C/C++ API puzzle

Question

This is an completely rewritten version of an earlier question; I think the first version omitted important details; this one provides all the context.

I have a header of some C++ API. The API declares a few classes like this:

class Foo
{
public:
    inline void Bar(void);
    /* more inlines */
private:
    inline Foo();
    /* maybe more inline constructors */
}

I.e. no members, all functions are inline and public, except constructors. Constructors are private, so, as far as I understand C++, I cannot really call them. To create these objects I'm supposed to use auto_ptrs to them:

class FooAutoPtr : public std::auto_ptr<Foo> 
{
public:
    inline FooAutoPtr();
    /* one for each Foo constructors */
}

The API also has a second set of functions like this:

void Foo_Bar(void *self);
Foo* Foo_Constructor();

Let's call them core functions, because these are the symbols actually exported from the host app. Not the C++ classes.
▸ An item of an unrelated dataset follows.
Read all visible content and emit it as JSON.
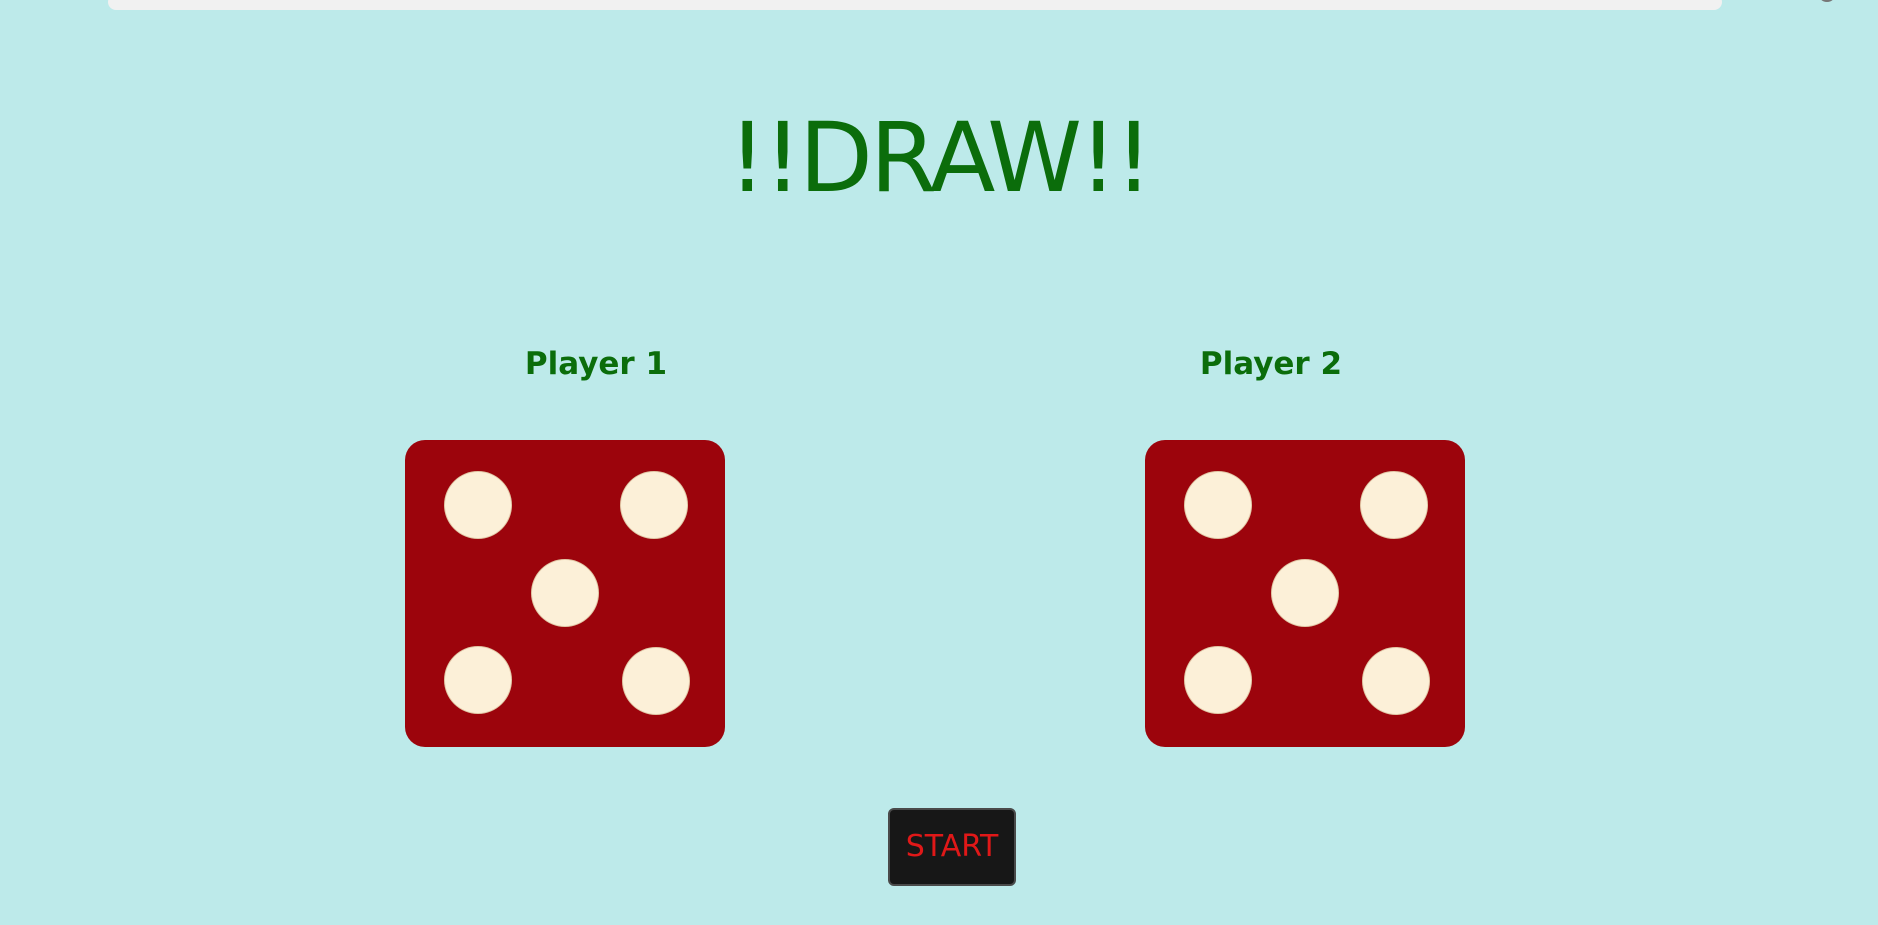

Core functions have C linkage (i.e. they declared as extern "C"), but they are declared as taking and returning C++ types (e.g. they can take a reference: Foo &foo). Finally the header contains the implementation of the inline functions of the C++ classes. All these functions do the same: they call the core functions. For example, the FooAutoPtr constructor is like this:

inline FooAutoPtr::FooAutoPtr()
{
   reset(Foo_Constructor());
}

From what I understand, the code receives some object that is supposed to be a pointer to Foo from the host app and changes the auto_ptr gizmo to point to this object. But to the developer it looks as if it was a true pointer to Foo. And calling Foo::Bar() goes like this:

inline Foo::Bar()
{
    Foo_Bar(this);
}

This goes for all C++ classes and methods. Clever, huh?
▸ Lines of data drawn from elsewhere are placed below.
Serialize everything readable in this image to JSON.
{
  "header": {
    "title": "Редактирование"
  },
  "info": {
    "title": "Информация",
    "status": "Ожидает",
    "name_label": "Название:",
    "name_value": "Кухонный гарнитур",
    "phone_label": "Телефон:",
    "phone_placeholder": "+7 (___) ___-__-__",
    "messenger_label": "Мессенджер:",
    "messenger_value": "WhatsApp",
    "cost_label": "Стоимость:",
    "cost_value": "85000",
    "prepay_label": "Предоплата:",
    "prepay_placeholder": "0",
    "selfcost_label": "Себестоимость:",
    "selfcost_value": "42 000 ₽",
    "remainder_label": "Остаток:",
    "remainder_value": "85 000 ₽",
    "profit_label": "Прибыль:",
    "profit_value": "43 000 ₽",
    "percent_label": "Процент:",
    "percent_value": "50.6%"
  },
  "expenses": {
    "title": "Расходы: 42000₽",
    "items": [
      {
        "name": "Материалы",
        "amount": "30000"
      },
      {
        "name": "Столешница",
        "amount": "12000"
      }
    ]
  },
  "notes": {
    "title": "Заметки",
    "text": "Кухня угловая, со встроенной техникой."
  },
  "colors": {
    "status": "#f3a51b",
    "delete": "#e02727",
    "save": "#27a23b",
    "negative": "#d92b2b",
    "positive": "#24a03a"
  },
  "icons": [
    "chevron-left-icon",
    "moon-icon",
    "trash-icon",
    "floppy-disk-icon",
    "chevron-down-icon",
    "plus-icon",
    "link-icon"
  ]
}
Now, could somebody please explain what does all this mean? :) It's not a true C++ API, is it? To me it looks more like a thin C++ wrapper on top of a C API. If so, can I redeclare the core functions to lose the C++ bits? I understand how to write a C wrapper around C++ (actually, I already wrote it), but, if possible, I'd rather lose the wrapper and use the functions directly. But how do I lose the C++ stuff?
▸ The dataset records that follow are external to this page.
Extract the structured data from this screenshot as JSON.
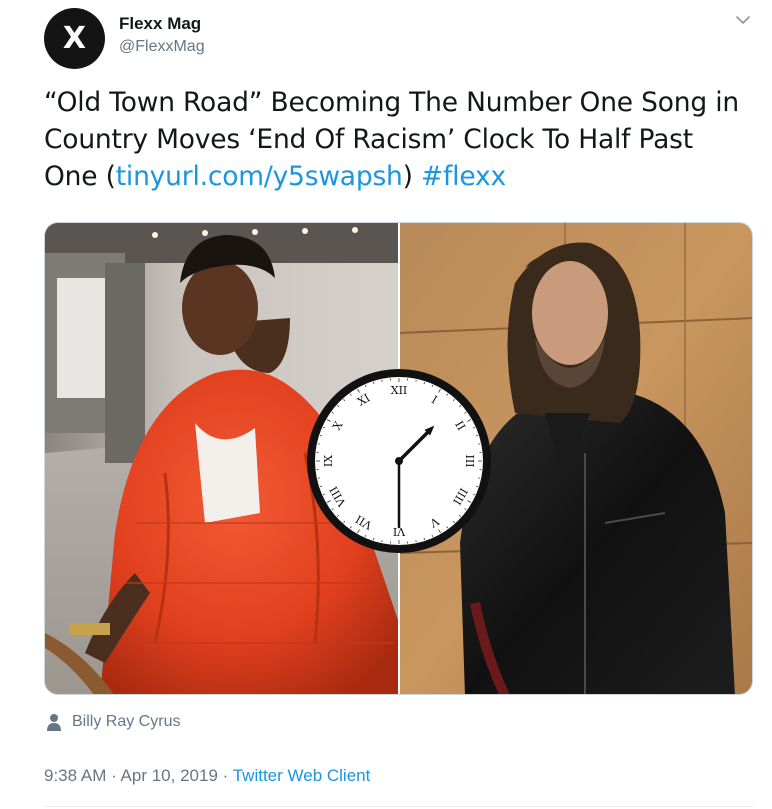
{
  "author": {
    "avatar_letter": "X",
    "name": "Flexx Mag",
    "handle": "@FlexxMag"
  },
  "tweet": {
    "text_main": "“Old Town Road” Becoming The Number One Song in Country Moves ‘End Of Racism’ Clock To Half Past One (",
    "link_url": "tinyurl.com/y5swapsh",
    "text_after_link": ") ",
    "hashtag": "#flexx"
  },
  "media": {
    "clock": {
      "numerals": [
        "XII",
        "I",
        "II",
        "III",
        "IIII",
        "V",
        "VI",
        "VII",
        "VIII",
        "IX",
        "X",
        "XI"
      ],
      "hour": 1,
      "minute": 30
    }
  },
  "tagged_user": {
    "icon": "person-icon",
    "name": "Billy Ray Cyrus"
  },
  "meta": {
    "time": "9:38 AM",
    "separator": " · ",
    "date": "Apr 10, 2019",
    "separator2": " · ",
    "client": "Twitter Web Client"
  },
  "colors": {
    "link": "#1b95e0",
    "secondary": "#657786",
    "jacket": "#e8401f"
  }
}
For example, there could be a function with references:

Bar& Foo_GetBar(void* self, const Baz& baz, int& i);

Right now I call it from my C++ wrapper like this:

typedef struct bar bar_t; /* and others */
/*...*/
bar_t*
foo_get_bar(foo_t* foo, baz_t* baz, int* i)
{
    return (bar_t*) &Foo_GetBar(foo, *(Baz*)baz, *i);
}

and it works (I have no idea, how). But I'd rather have it redeclared like this:

/* type? */ Foo_GetBar(foo_t*, /* type? /*, /* type? */);

UPDATE: I found an interesting thing that confirms Neil's answer. It is code in Common Lisp that uses the same API. (Naturally, it has to use the C part.) And, from what I can (barely) read in the source, the author simply used pointers in place of of references. Here's a snippet from code that converts C++ declarations into Lisp:

;; use * instead of & - we're not interested in C++ details
line (regex-replace-all "&" line "*")

So that's it :) Thanks, everyone!

Answer 1

In theory, the details of how a compiler treats a reference in an C-linkage declaration is an unspecified implementation detail. However many compilers treat it as if it was a pointer. So if the C++ library header imports Bar& Foo_GetBar(void* self, const Baz& baz, int& i); then you could try importing it into your C header as bar_t* Foo_GetBar(foo_t* self, const baz_t* baz, int* i); and it might just work.

Answer 2

#define & *    // convert references into pointers.

Stop. Right. There. That was a joke, rather than an attempt to see how many downvotes could be accumulated on a single answer.

But the approach of rewriting the header file to replace references with pointers should certainly work. Because these are C functions, there's no name mangling to worry about, and I've yet to see a compiler that doesn't implement references as pointers. (Is there any other possible way?)